The distress of US capitalism is a distress experienced in the capitalist markets as a whole; a distress manageable by the US as long as it can maintain its superior exploitation of wage-labor; a distress made manageable by trade, fiscal, currency policies, and OPEC price increases; actions that make the increase the distress for its trading partners.
And it is OPEC that is the US's joker in its deck of aces and eights. Reports The Financial Times (January 13, 2005):
To appreciate the transformation in relative performance, one needs to look at the entire period since the second world war. In 1950, the weighted average GDP per head of the four big non-English speaking industrial countries [Japan, Germany, France, Italy] was just 35 percent of US levels. By 1991, this had risen to 79 percent. By 2004, the ratio was back to 70 percent, where it had been in 1973....

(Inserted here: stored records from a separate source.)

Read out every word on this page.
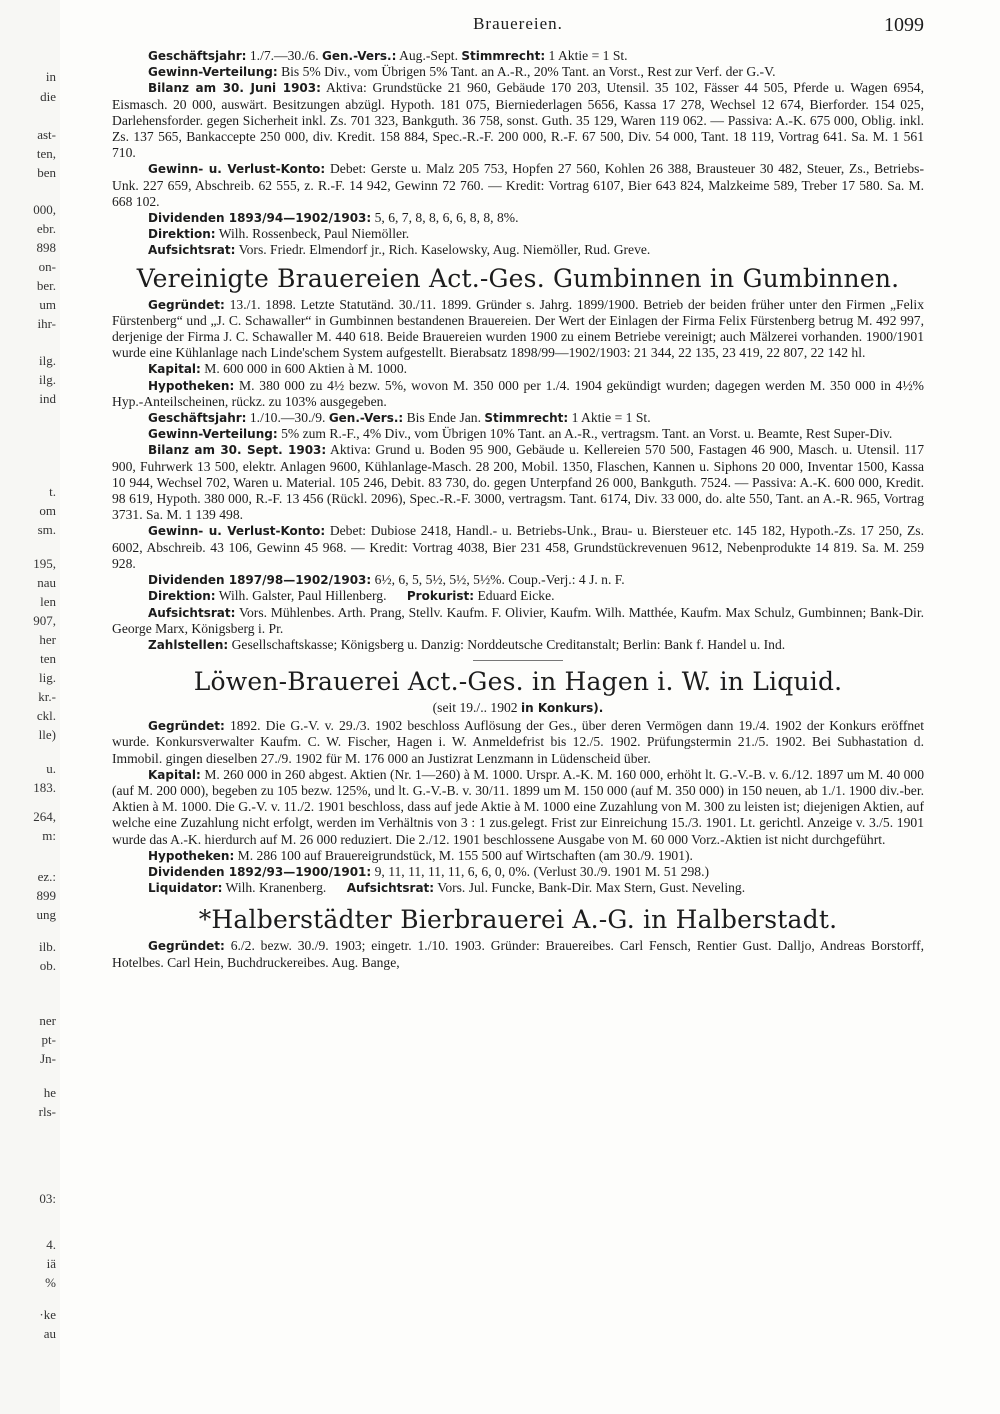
in
die
ast-
ten,
ben
000,
ebr.
898
on-
ber.
um
ihr-
ilg.
ilg.
ind
t.
om
sm.
195,
nau
len
907,
her
ten
lig.
kr.-
ckl.
lle)
u.
183.
264,
m:
ez.:
899
ung
ilb.
ob.
ner
pt-
Jn-
he
rls-
03:
4.
iä
%
·ke
au
Brauereien.	1099

Geschäftsjahr: 1./7.—30./6. Gen.-Vers.: Aug.-Sept. Stimmrecht: 1 Aktie = 1 St.

Gewinn-Verteilung: Bis 5% Div., vom Übrigen 5% Tant. an A.-R., 20% Tant. an Vorst., Rest zur Verf. der G.-V.

Bilanz am 30. Juni 1903: Aktiva: Grundstücke 21 960, Gebäude 170 203, Utensil. 35 102, Fässer 44 505, Pferde u. Wagen 6954, Eismasch. 20 000, auswärt. Besitzungen abzügl. Hypoth. 181 075, Bierniederlagen 5656, Kassa 17 278, Wechsel 12 674, Bierforder. 154 025, Darlehensforder. gegen Sicherheit inkl. Zs. 701 323, Bankguth. 36 758, sonst. Guth. 35 129, Waren 119 062. — Passiva: A.-K. 675 000, Oblig. inkl. Zs. 137 565, Bankaccepte 250 000, div. Kredit. 158 884, Spec.-R.-F. 200 000, R.-F. 67 500, Div. 54 000, Tant. 18 119, Vortrag 641. Sa. M. 1 561 710.

Gewinn- u. Verlust-Konto: Debet: Gerste u. Malz 205 753, Hopfen 27 560, Kohlen 26 388, Brausteuer 30 482, Steuer, Zs., Betriebs-Unk. 227 659, Abschreib. 62 555, z. R.-F. 14 942, Gewinn 72 760. — Kredit: Vortrag 6107, Bier 643 824, Malzkeime 589, Treber 17 580. Sa. M. 668 102.

Dividenden 1893/94—1902/1903: 5, 6, 7, 8, 8, 6, 6, 8, 8, 8%.

Direktion: Wilh. Rossenbeck, Paul Niemöller.

Aufsichtsrat: Vors. Friedr. Elmendorf jr., Rich. Kaselowsky, Aug. Niemöller, Rud. Greve.

Vereinigte Brauereien Act.-Ges. Gumbinnen in Gumbinnen.

Gegründet: 13./1. 1898. Letzte Statutänd. 30./11. 1899. Gründer s. Jahrg. 1899/1900. Betrieb der beiden früher unter den Firmen „Felix Fürstenberg“ und „J. C. Schawaller“ in Gumbinnen bestandenen Brauereien. Der Wert der Einlagen der Firma Felix Fürstenberg betrug M. 492 997, derjenige der Firma J. C. Schawaller M. 440 618. Beide Brauereien wurden 1900 zu einem Betriebe vereinigt; auch Mälzerei vorhanden. 1900/1901 wurde eine Kühlanlage nach Linde'schem System aufgestellt. Bierabsatz 1898/99—1902/1903: 21 344, 22 135, 23 419, 22 807, 22 142 hl.

Kapital: M. 600 000 in 600 Aktien à M. 1000.

Hypotheken: M. 380 000 zu 4½ bezw. 5%, wovon M. 350 000 per 1./4. 1904 gekündigt wurden; dagegen werden M. 350 000 in 4½% Hyp.-Anteilscheinen, rückz. zu 103% ausgegeben.

Geschäftsjahr: 1./10.—30./9. Gen.-Vers.: Bis Ende Jan. Stimmrecht: 1 Aktie = 1 St.

Gewinn-Verteilung: 5% zum R.-F., 4% Div., vom Übrigen 10% Tant. an A.-R., vertragsm. Tant. an Vorst. u. Beamte, Rest Super-Div.

Bilanz am 30. Sept. 1903: Aktiva: Grund u. Boden 95 900, Gebäude u. Kellereien 570 500, Fastagen 46 900, Masch. u. Utensil. 117 900, Fuhrwerk 13 500, elektr. Anlagen 9600, Kühlanlage-Masch. 28 200, Mobil. 1350, Flaschen, Kannen u. Siphons 20 000, Inventar 1500, Kassa 10 944, Wechsel 702, Waren u. Material. 105 246, Debit. 83 730, do. gegen Unterpfand 26 000, Bankguth. 7524. — Passiva: A.-K. 600 000, Kredit. 98 619, Hypoth. 380 000, R.-F. 13 456 (Rückl. 2096), Spec.-R.-F. 3000, vertragsm. Tant. 6174, Div. 33 000, do. alte 550, Tant. an A.-R. 965, Vortrag 3731. Sa. M. 1 139 498.

Gewinn- u. Verlust-Konto: Debet: Dubiose 2418, Handl.- u. Betriebs-Unk., Brau- u. Biersteuer etc. 145 182, Hypoth.-Zs. 17 250, Zs. 6002, Abschreib. 43 106, Gewinn 45 968. — Kredit: Vortrag 4038, Bier 231 458, Grundstückrevenuen 9612, Nebenprodukte 14 819. Sa. M. 259 928.

Dividenden 1897/98—1902/1903: 6½, 6, 5, 5½, 5½, 5½%. Coup.-Verj.: 4 J. n. F.

Direktion: Wilh. Galster, Paul Hillenberg. Prokurist: Eduard Eicke.

Aufsichtsrat: Vors. Mühlenbes. Arth. Prang, Stellv. Kaufm. F. Olivier, Kaufm. Wilh. Matthée, Kaufm. Max Schulz, Gumbinnen; Bank-Dir. George Marx, Königsberg i. Pr.

Zahlstellen: Gesellschaftskasse; Königsberg u. Danzig: Norddeutsche Creditanstalt; Berlin: Bank f. Handel u. Ind.

Löwen-Brauerei Act.-Ges. in Hagen i. W. in Liquid.
(seit 19./.. 1902 in Konkurs).

Gegründet: 1892. Die G.-V. v. 29./3. 1902 beschloss Auflösung der Ges., über deren Vermögen dann 19./4. 1902 der Konkurs eröffnet wurde. Konkursverwalter Kaufm. C. W. Fischer, Hagen i. W. Anmeldefrist bis 12./5. 1902. Prüfungstermin 21./5. 1902. Bei Subhastation d. Immobil. gingen dieselben 27./9. 1902 für M. 176 000 an Justizrat Lenzmann in Lüdenscheid über.

Kapital: M. 260 000 in 260 abgest. Aktien (Nr. 1—260) à M. 1000. Urspr. A.-K. M. 160 000, erhöht lt. G.-V.-B. v. 6./12. 1897 um M. 40 000 (auf M. 200 000), begeben zu 105 bezw. 125%, und lt. G.-V.-B. v. 30/11. 1899 um M. 150 000 (auf M. 350 000) in 150 neuen, ab 1./1. 1900 div.-ber. Aktien à M. 1000. Die G.-V. v. 11./2. 1901 beschloss, dass auf jede Aktie à M. 1000 eine Zuzahlung von M. 300 zu leisten ist; diejenigen Aktien, auf welche eine Zuzahlung nicht erfolgt, werden im Verhältnis von 3 : 1 zus.gelegt. Frist zur Einreichung 15./3. 1901. Lt. gerichtl. Anzeige v. 3./5. 1901 wurde das A.-K. hierdurch auf M. 26 000 reduziert. Die 2./12. 1901 beschlossene Ausgabe von M. 60 000 Vorz.-Aktien ist nicht durchgeführt.

Hypotheken: M. 286 100 auf Brauereigrundstück, M. 155 500 auf Wirtschaften (am 30./9. 1901).

Dividenden 1892/93—1900/1901: 9, 11, 11, 11, 11, 6, 6, 0, 0%. (Verlust 30./9. 1901 M. 51 298.)

Liquidator: Wilh. Kranenberg. Aufsichtsrat: Vors. Jul. Funcke, Bank-Dir. Max Stern, Gust. Neveling.

*Halberstädter Bierbrauerei A.-G. in Halberstadt.

Gegründet: 6./2. bezw. 30./9. 1903; eingetr. 1./10. 1903. Gründer: Brauereibes. Carl Fensch, Rentier Gust. Dalljo, Andreas Borstorff, Hotelbes. Carl Hein, Buchdruckereibes. Aug. Bange,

...Japan's GDP per head rose from just 20 percent of US levels in 1950 to peak at 85 percent in 1991, only to decline to 74 percent in 2004. The patterns for...Germany, France, Italy are similar, although less dramatic...
Since the golden era of 1950-1973, the growth performance of the four non-English-speaking countries [Japan, Italy, Germany, France] has deteriorated over each successive cycle-- the era of the two oil shocks (1973-1981), then the expansion of the 1980s (1981-91) and finally the most recent expansion (1991-2004)...

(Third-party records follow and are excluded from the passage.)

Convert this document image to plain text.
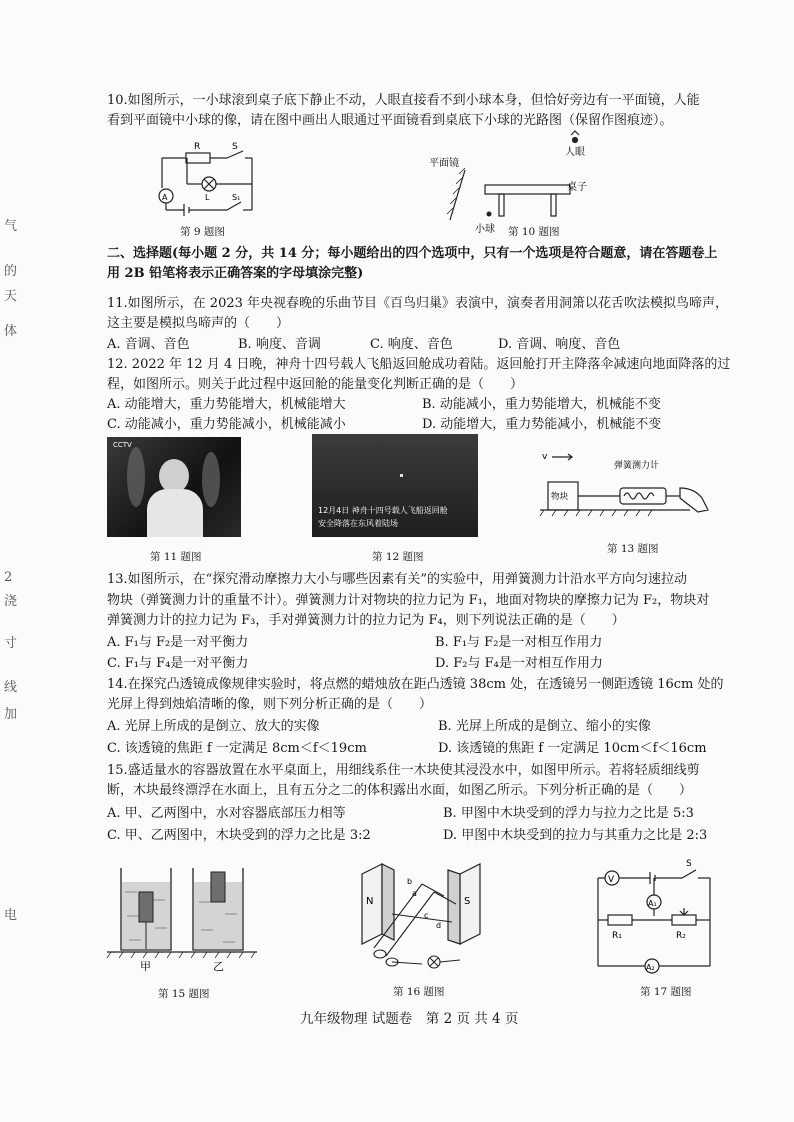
气
的
天
体
2
浇
寸
线
加
电
10.如图所示，一小球滚到桌子底下静止不动，人眼直接看不到小球本身，但恰好旁边有一平面镜，人能
看到平面镜中小球的像，请在图中画出人眼通过平面镜看到桌底下小球的光路图（保留作图痕迹）。
R	S
A	L	S₁
第 9 题图
平面镜
人眼
桌子
小球 第 10 题图
二、选择题(每小题 2 分，共 14 分；每小题给出的四个选项中，只有一个选项是符合题意，请在答题卷上
用 2B 铅笔将表示正确答案的字母填涂完整)
11.如图所示，在 2023 年央视春晚的乐曲节目《百鸟归巢》表演中，演奏者用洞箫以花舌吹法模拟鸟啼声，
这主要是模拟鸟啼声的（　　）
A. 音调、音色	B. 响度、音调	C. 响度、音色	D. 音调、响度、音色
12. 2022 年 12 月 4 日晚，神舟十四号载人飞船返回舱成功着陆。返回舱打开主降落伞减速向地面降落的过
程，如图所示。则关于此过程中返回舱的能量变化判断正确的是（　　）
A. 动能增大，重力势能增大，机械能增大	B. 动能减小，重力势能增大，机械能不变
C. 动能减小，重力势能减小，机械能减小	D. 动能增大，重力势能减小，机械能不变
CCTV
第 11 题图
12月4日 神舟十四号载人飞船返回舱
安全降落在东风着陆场
第 12 题图
v
物块
弹簧测力计
第 13 题图
13.如图所示，在“探究滑动摩擦力大小与哪些因素有关”的实验中，用弹簧测力计沿水平方向匀速拉动
物块（弹簧测力计的重量不计）。弹簧测力计对物块的拉力记为 F₁，地面对物块的摩擦力记为 F₂，物块对
弹簧测力计的拉力记为 F₃，手对弹簧测力计的拉力记为 F₄，则下列说法正确的是（　　）
A. F₁与 F₂是一对平衡力	B. F₁与 F₂是一对相互作用力
C. F₁与 F₄是一对平衡力	D. F₂与 F₄是一对相互作用力
14.在探究凸透镜成像规律实验时，将点燃的蜡烛放在距凸透镜 38cm 处，在透镜另一侧距透镜 16cm 处的
光屏上得到烛焰清晰的像，则下列分析正确的是（　　）
A. 光屏上所成的是倒立、放大的实像	B. 光屏上所成的是倒立、缩小的实像
C. 该透镜的焦距 f 一定满足 8cm＜f＜19cm	D. 该透镜的焦距 f 一定满足 10cm＜f＜16cm
15.盛适量水的容器放置在水平桌面上，用细线系住一木块使其浸没水中，如图甲所示。若将轻质细线剪
断，木块最终漂浮在水面上，且有五分之二的体积露出水面，如图乙所示。下列分析正确的是（　　）
A. 甲、乙两图中，水对容器底部压力相等	B. 甲图中木块受到的浮力与拉力之比是 5:3
C. 甲、乙两图中，木块受到的浮力之比是 3:2	D. 甲图中木块受到的拉力与其重力之比是 2:3
甲	乙
第 15 题图
N	S
a
b
c
d
第 16 题图
V
A₁
A₂
R₁	R₂
S
第 17 题图
九年级物理 试题卷　第 2 页 共 4 页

...Still more revealing is what has happened in return on investment. A simple way of understanding this is via the incremental-capital-output-ratio (ICOR)-- the quantity of investment divided by the increase in output it generates. In the four English-speaking countries [US, UK, Canada, Australia], a given amount of gross investment has, over the last decade, generated at least twice as much ouput as in the other four countries...

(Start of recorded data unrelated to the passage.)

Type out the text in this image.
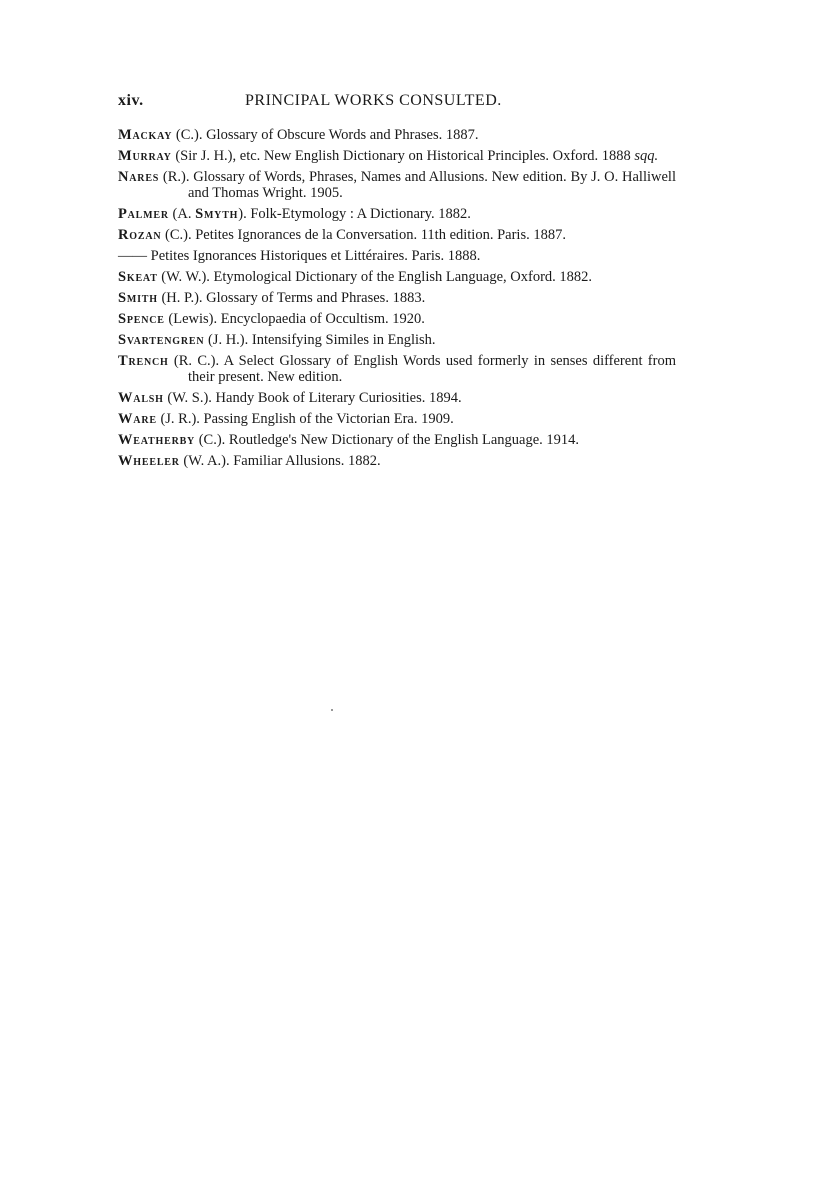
xiv.	PRINCIPAL WORKS CONSULTED.
Mackay (C.). Glossary of Obscure Words and Phrases. 1887.
Murray (Sir J. H.), etc. New English Dictionary on Historical Principles. Oxford. 1888 sqq.
Nares (R.). Glossary of Words, Phrases, Names and Allusions. New edition. By J. O. Halliwell and Thomas Wright. 1905.
Palmer (A. Smyth). Folk-Etymology : A Dictionary. 1882.
Rozan (C.). Petites Ignorances de la Conversation. 11th edition. Paris. 1887.
—— Petites Ignorances Historiques et Littéraires. Paris. 1888.
Skeat (W. W.). Etymological Dictionary of the English Language, Oxford. 1882.
Smith (H. P.). Glossary of Terms and Phrases. 1883.
Spence (Lewis). Encyclopaedia of Occultism. 1920.
Svartengren (J. H.). Intensifying Similes in English.
Trench (R. C.). A Select Glossary of English Words used formerly in senses different from their present. New edition.
Walsh (W. S.). Handy Book of Literary Curiosities. 1894.
Ware (J. R.). Passing English of the Victorian Era. 1909.
Weatherby (C.). Routledge's New Dictionary of the English Language. 1914.
Wheeler (W. A.). Familiar Allusions. 1882.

OPEC was/is the cudgel the US has deployed 2,3, many times to impose austerity on its workers, to transfer income away from reproduction and into "negative accumulation."
And until the US working class moves, nothing will threaten the dominance of the US bourgeoisie.
s. artesian 022105
address all comments to: sartesian@earthlink.net
Those who wish to check the numbers can find the data in the FRB's Flow of Funds Analysis 12/9/2004, and the US BEA's US International Transactions Account Data.
All errors are mine, unless someone else takes the blame.